Love is Also Truth & Justice ~ BENEATH THE SURFACE with PAUL MURANO

By: Pal Murano – September, 2019

In our era that emphasizes love as mercy, let us not forget that love is also justice. Compassion and mercy encompass only one side of love. Truth and justice make up the other. It is like the two sides of a coin: it fails to be a coin without both heads and tails. Likewise, love fails to be love without both truth and compassion.

God is love (1 Jn 4:8). This means He is both just ‘and’ merciful: He commands ‘and’ is compassionate. He punishes ‘and’ forgives. He shows tough love ‘and’ soft love to His people. If the two sides of love are not properly balanced for the objective good, you end up with a false notion of love. Justice without mercy can be harsh and hopeless, while mercy without justice is pure sentimentality. With regard to the latter, compassion without truth leads to enabling and tenderness without truth to abuse.

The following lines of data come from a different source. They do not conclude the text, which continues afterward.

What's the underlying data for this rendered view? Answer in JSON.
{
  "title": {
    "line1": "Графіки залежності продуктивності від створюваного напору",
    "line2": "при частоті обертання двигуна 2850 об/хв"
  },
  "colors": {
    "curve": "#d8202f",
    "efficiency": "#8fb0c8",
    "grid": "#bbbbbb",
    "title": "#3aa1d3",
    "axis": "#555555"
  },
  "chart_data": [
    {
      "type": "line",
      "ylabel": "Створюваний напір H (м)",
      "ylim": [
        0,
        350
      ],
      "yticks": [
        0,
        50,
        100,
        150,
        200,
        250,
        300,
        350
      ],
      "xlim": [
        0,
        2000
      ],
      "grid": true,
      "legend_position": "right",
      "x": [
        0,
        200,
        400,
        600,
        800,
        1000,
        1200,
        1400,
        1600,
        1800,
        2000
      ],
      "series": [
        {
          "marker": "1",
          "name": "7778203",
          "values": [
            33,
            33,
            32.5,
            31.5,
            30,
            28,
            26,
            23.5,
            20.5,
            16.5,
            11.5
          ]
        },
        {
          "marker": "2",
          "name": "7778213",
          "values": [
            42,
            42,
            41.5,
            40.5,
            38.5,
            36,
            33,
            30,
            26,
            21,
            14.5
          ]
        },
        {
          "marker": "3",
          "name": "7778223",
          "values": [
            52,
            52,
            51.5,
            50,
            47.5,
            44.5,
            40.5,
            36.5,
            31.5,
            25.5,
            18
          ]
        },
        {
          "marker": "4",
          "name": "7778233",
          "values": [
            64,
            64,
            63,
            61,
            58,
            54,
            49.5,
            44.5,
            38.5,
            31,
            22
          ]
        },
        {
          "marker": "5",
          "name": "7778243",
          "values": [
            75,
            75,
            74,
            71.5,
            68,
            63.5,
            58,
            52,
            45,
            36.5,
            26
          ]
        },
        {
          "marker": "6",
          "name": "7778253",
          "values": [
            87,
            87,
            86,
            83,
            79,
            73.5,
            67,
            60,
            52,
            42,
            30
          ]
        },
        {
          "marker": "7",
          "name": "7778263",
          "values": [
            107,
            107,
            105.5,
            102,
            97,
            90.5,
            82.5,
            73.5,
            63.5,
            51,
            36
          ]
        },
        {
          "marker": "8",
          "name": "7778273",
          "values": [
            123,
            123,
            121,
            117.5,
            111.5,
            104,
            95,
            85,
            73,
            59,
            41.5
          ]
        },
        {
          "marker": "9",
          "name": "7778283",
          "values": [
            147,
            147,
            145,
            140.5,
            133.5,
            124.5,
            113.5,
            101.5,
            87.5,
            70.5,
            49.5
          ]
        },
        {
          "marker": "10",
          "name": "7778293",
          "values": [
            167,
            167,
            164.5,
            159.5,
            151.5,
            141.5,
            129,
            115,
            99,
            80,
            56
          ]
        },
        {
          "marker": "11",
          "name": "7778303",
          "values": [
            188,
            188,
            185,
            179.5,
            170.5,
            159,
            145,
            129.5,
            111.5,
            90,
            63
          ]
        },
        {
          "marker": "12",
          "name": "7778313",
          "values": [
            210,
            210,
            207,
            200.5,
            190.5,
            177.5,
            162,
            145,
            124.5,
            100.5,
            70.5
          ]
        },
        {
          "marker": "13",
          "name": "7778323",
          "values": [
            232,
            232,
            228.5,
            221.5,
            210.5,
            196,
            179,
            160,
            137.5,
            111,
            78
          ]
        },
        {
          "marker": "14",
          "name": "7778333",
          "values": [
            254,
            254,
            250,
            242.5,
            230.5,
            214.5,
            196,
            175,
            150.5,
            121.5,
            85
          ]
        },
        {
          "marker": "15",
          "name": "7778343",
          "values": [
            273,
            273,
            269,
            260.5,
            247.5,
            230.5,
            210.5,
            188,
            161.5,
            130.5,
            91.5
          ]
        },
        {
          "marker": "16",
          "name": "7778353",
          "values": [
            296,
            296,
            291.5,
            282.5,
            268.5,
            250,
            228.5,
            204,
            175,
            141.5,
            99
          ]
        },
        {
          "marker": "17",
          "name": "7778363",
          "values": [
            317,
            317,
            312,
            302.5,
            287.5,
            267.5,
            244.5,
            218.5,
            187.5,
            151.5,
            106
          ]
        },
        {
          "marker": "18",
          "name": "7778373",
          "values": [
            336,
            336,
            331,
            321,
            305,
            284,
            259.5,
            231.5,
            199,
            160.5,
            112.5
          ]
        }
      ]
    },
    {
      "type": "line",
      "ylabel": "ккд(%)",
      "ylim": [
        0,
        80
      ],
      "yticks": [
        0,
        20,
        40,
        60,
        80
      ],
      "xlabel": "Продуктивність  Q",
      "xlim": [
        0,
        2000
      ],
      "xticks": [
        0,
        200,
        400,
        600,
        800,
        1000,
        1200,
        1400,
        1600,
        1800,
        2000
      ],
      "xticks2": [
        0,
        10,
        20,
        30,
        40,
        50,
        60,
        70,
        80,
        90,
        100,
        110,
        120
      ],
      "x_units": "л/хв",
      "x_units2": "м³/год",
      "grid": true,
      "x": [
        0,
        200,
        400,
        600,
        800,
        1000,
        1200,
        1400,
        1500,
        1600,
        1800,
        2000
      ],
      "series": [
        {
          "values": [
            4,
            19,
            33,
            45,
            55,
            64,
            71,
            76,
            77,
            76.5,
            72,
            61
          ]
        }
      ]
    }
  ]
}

Because of the imperfection and imbalance of human nature, we have seen the pendulum swing to both extremes throughout history. This is nowhere more prevalent than in American culture of the past 75 years. Before the 1960s and Vatican II, one could say the pendulum had swung firmly over to the side of truth and justice. Sin and hell were regularly preached from the pulpit. Respect for authority including the law, the police, and the military were the norm. People feared God and children feared their fathers. Discipline in the home was paramount, and self-respect was seen as honor, integrity, chastity, and living in accord with the natural order.

Since that time the pendulum has swung in the opposite direction to the extreme. Forgiveness and compassion are now the emphasis. ‘Tolerance’ and ‘acceptance’ have become the new buzz words. Sin has turned into an alternative lifestyle and guilt a psychological aberration. That is why more people in our day go to counselors than to Confession. If you do not accept everyone’s personal lifestyle you’re a bigot.A PC culture has been created that has gotten so bad that some colleges have created ‘safe zones’ to exercise free speech, and an entire nation’s media culture has gone crazy from having a president who doesn’t kowtow to its constructed narrative and destructive ideas.

Whenever we find ourselves following the trend of ignoring justice and truth to redefine love as “niceness,”let us not forget that love is also: comparing some leaders to a brood of vipers (Mt 12:34), knocking over tables of the greedy and whipping their animals (Jn 2:15), comparing one’s good friend to Satan (Mt 16:23), telling some others they’re following the devil (Jn 8:44), informing friends that if they ‘remarry’ after divorce they commit adultery (Mt 5:32) as they do in their heart when deliberately lusting after women [as in pornography] (Mt 5:28), telling friends that their salvation depends on choosing God even over family members if such a conflict should arise (Mt 10:34-39), and warning people that if they do not repent of their chosen lifestyle they will go to hell (1 Cor 6:9-11). These are also love.

Yes, there is no limit to God’s mercy – to the repentant heart there is nothing God will not forgive a million times over. But we cannot forget that love is also justice, and this means conforming our lives to the truth without ever denying it. Love is not politically correct, nor is it prideful. Love does not act according to disordered desire, utility, or popularity, but only acts for the objective good of the other, despite the sacrifice.

So let us not forget that good will includes both justice and mercy, truth and compassion, affirmation and consolation. Love can be tough or soft, depending on what is needed. It has both masculine and feminine dimensions.Love is a paradox that is both/and, not either/or.